Impact-Bull Fall Arrest Cushion System PAS59-2014 Testing

The Impact-Bull fall arrest system from Bull products is the most effective collective fall arrest system on the market. Best known in the industry as the lightest and easiest system to install it has revolutionised the fall arrest industry with a fall arrest height of 3.1m from finished floor level to working height.

The system which is filled with sealed for life air film absorbent material has been primarily developed for house building and can be used in timber framed developments, concrete structures and traditional brick built properties.

The system has undergone rigorous testing and has successfully passed the British PAS59;2014 accreditation at an incredible 2.5m from the top of the bag to working height.

Bull Products understand the importance of maintenance and servicing of life saving products therefore have a dedicated team of inspectors. In addition, we know how essential it is that long life products can be easily maintained, have replacement parts and can be refilled.
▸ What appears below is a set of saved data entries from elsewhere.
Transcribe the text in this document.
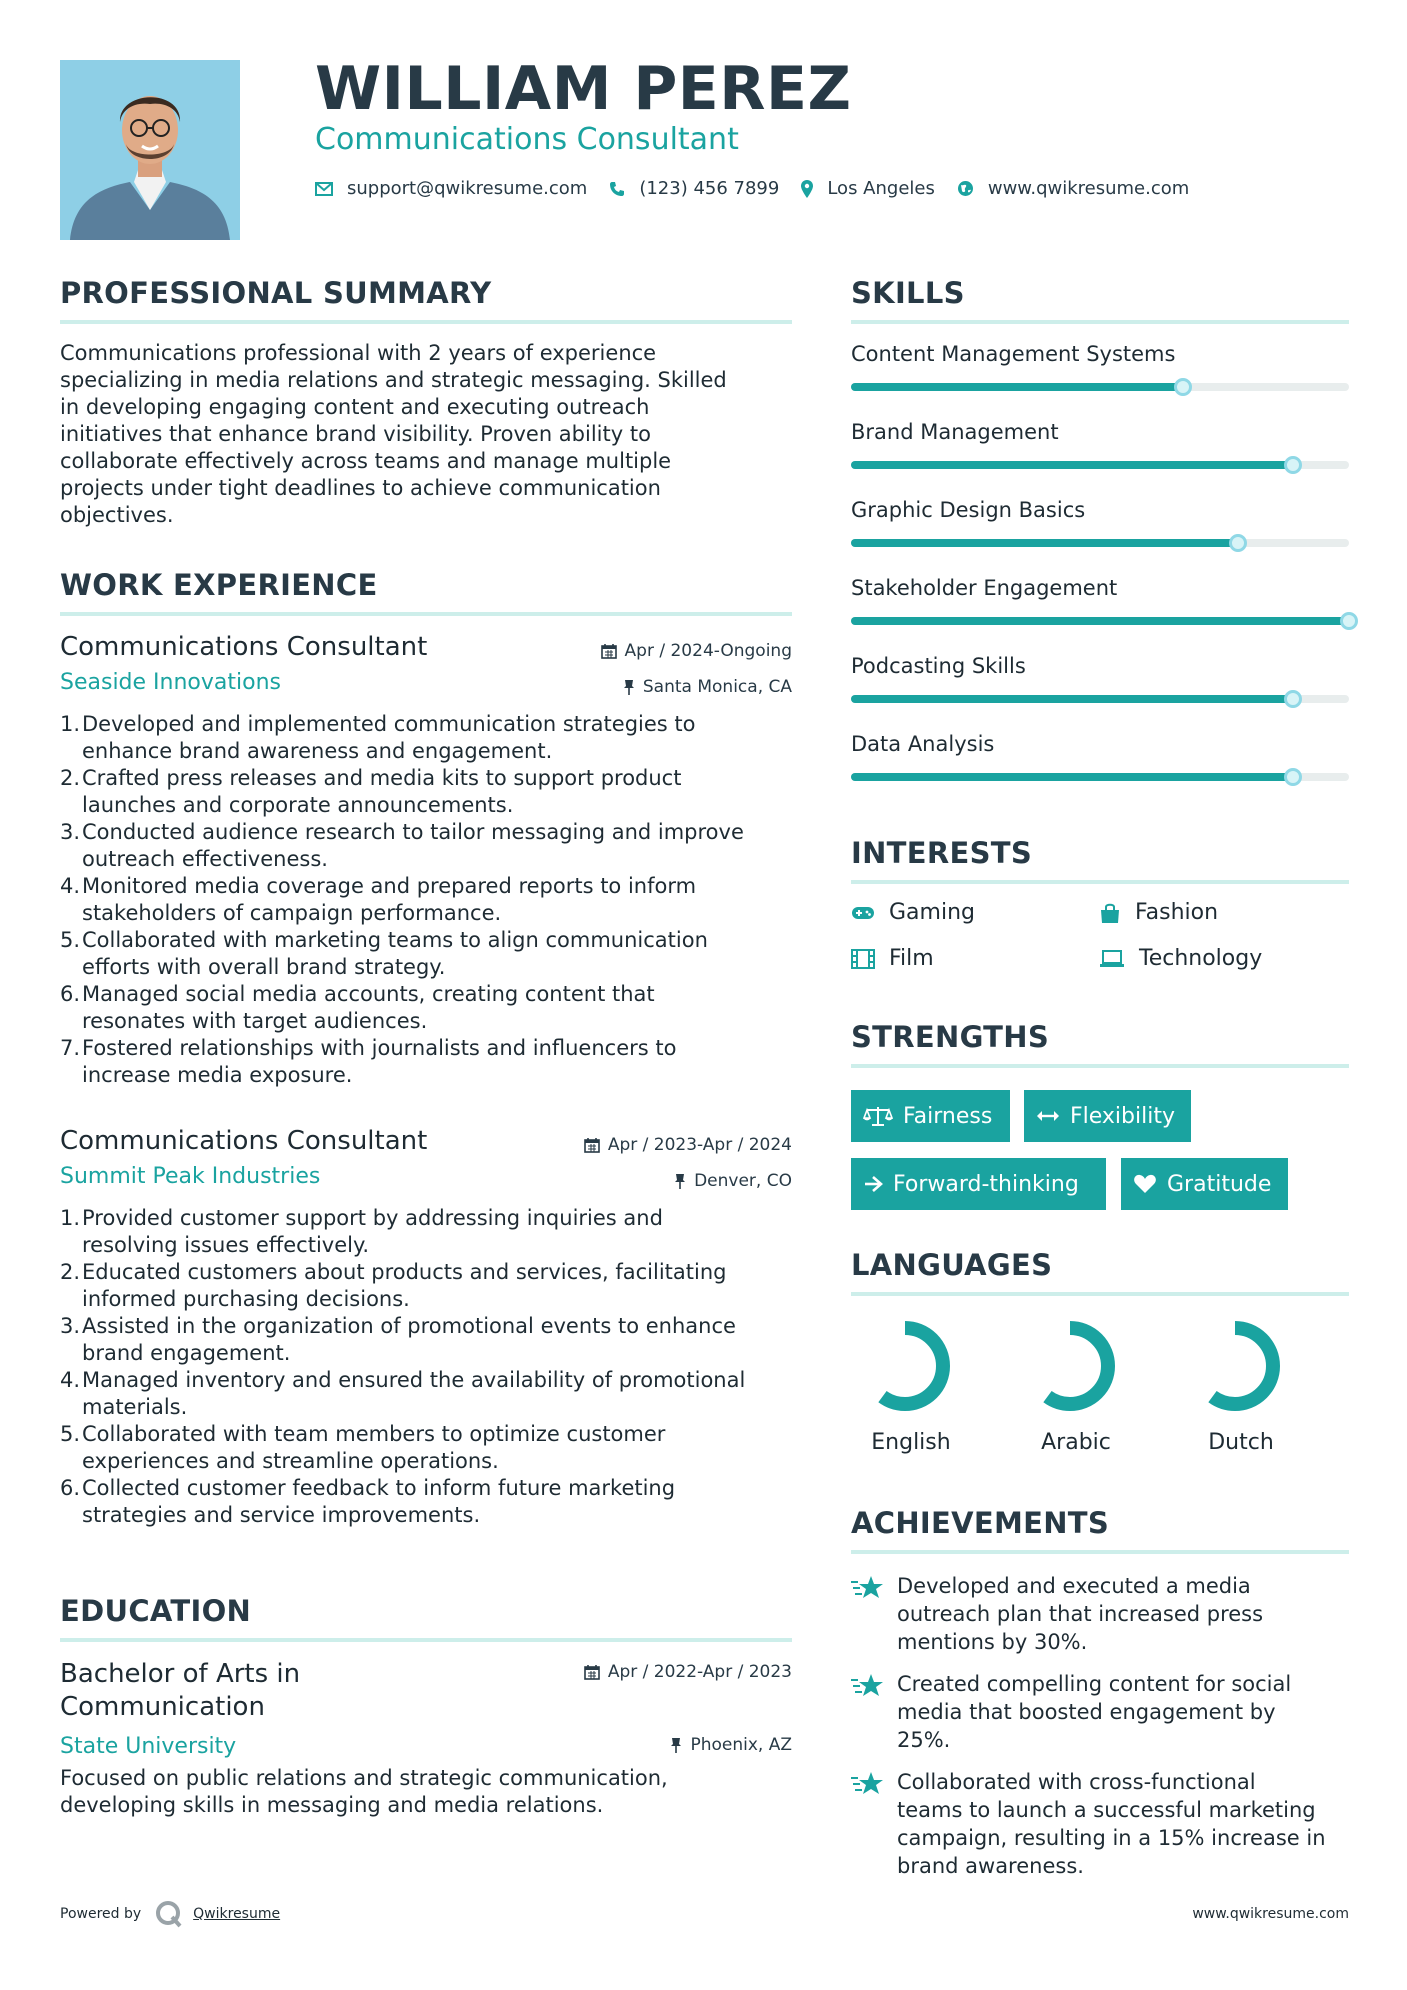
WILLIAM PEREZ
Communications Consultant
support@qwikresume.com	(123) 456 7899	Los Angeles	www.qwikresume.com
PROFESSIONAL SUMMARY
Communications professional with 2 years of experience
specializing in media relations and strategic messaging. Skilled
in developing engaging content and executing outreach
initiatives that enhance brand visibility. Proven ability to
collaborate effectively across teams and manage multiple
projects under tight deadlines to achieve communication
objectives.
WORK EXPERIENCE
Communications Consultant	Apr / 2024-Ongoing
Seaside Innovations	Santa Monica, CA
1. Developed and implemented communication strategies to
enhance brand awareness and engagement.
2. Crafted press releases and media kits to support product
launches and corporate announcements.
3. Conducted audience research to tailor messaging and improve
outreach effectiveness.
4. Monitored media coverage and prepared reports to inform
stakeholders of campaign performance.
5. Collaborated with marketing teams to align communication
efforts with overall brand strategy.
6. Managed social media accounts, creating content that
resonates with target audiences.
7. Fostered relationships with journalists and influencers to
increase media exposure.
Communications Consultant	Apr / 2023-Apr / 2024
Summit Peak Industries	Denver, CO
1. Provided customer support by addressing inquiries and
resolving issues effectively.
2. Educated customers about products and services, facilitating
informed purchasing decisions.
3. Assisted in the organization of promotional events to enhance
brand engagement.
4. Managed inventory and ensured the availability of promotional
materials.
5. Collaborated with team members to optimize customer
experiences and streamline operations.
6. Collected customer feedback to inform future marketing
strategies and service improvements.
EDUCATION
Bachelor of Arts in
Communication
Apr / 2022-Apr / 2023
State University	Phoenix, AZ
Focused on public relations and strategic communication,
developing skills in messaging and media relations.
SKILLS
Content Management Systems
Brand Management
Graphic Design Basics
Stakeholder Engagement
Podcasting Skills
Data Analysis
INTERESTS
Gaming	Fashion
Film	Technology
STRENGTHS
Fairness	Flexibility
Forward-thinking	Gratitude
LANGUAGES
English	Arabic	Dutch
ACHIEVEMENTS
Developed and executed a media
outreach plan that increased press
mentions by 30%.
Created compelling content for social
media that boosted engagement by
25%.
Collaborated with cross-functional
teams to launch a successful marketing
campaign, resulting in a 15% increase in
brand awareness.
Powered by	Qwikresume	www.qwikresume.com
The impact Bull Fall Arrest cushion is environmentally friendly and can be fully recycled.

The Testing Procedure

Bull Products Ltd Impact-Bull Air Cushion System was tested to the requirements of PAS 59:2014 incorporating corrigendum No 1 (2015), hereafter referred to as PAS 59 [1].

The bags tested comprise of an outer woven polypropylene fabric, sealed with a continuous stitched seam and are completely filled with inflated ‘sealed for life’ air pockets.

The bags were Impact-Bull Air Cushion Fall Arrest Bags with nominal dimensions of 600mm wide x 600mm deep x 1920mm long (once filled). The bags were stacked in a single layer for these tests as shown in figure 1.

The tests were carried out according to PAS 59:2014 Annex A which specifies the requirements for filled collective fall arrest systems used to absorb kinetic energy of a falling person from a height. The deceleration was measured using a calibrated triaxle accelerometer.

The bags are intended for use in a constrained situation. They were positioned on a rigid concrete floor and were contained within a rigid wooden crib . A mass was allowed to free fall from a height of 2.5m (measured above the highest point of the bags) onto the bags, which represents a height of approximately 3.1m above ground level.

The resultant vertical deceleration generated during the impact was measured by the triaxle accelerometer attached to the top of the mass. A time/acceleration curve was recorded for each impact from which the maximum resultant deceleration was identified. Figure 2 shows the drop positions used in their test, one of which was within 140mm from an interconnection with an adjacent bag, as required by PAS 59.

The maximum deceleration measured for each drop is given in Table 1 Annex A shows the time-deceleration curves measured during the testing. Figure 3 shows the array of bags after an impact.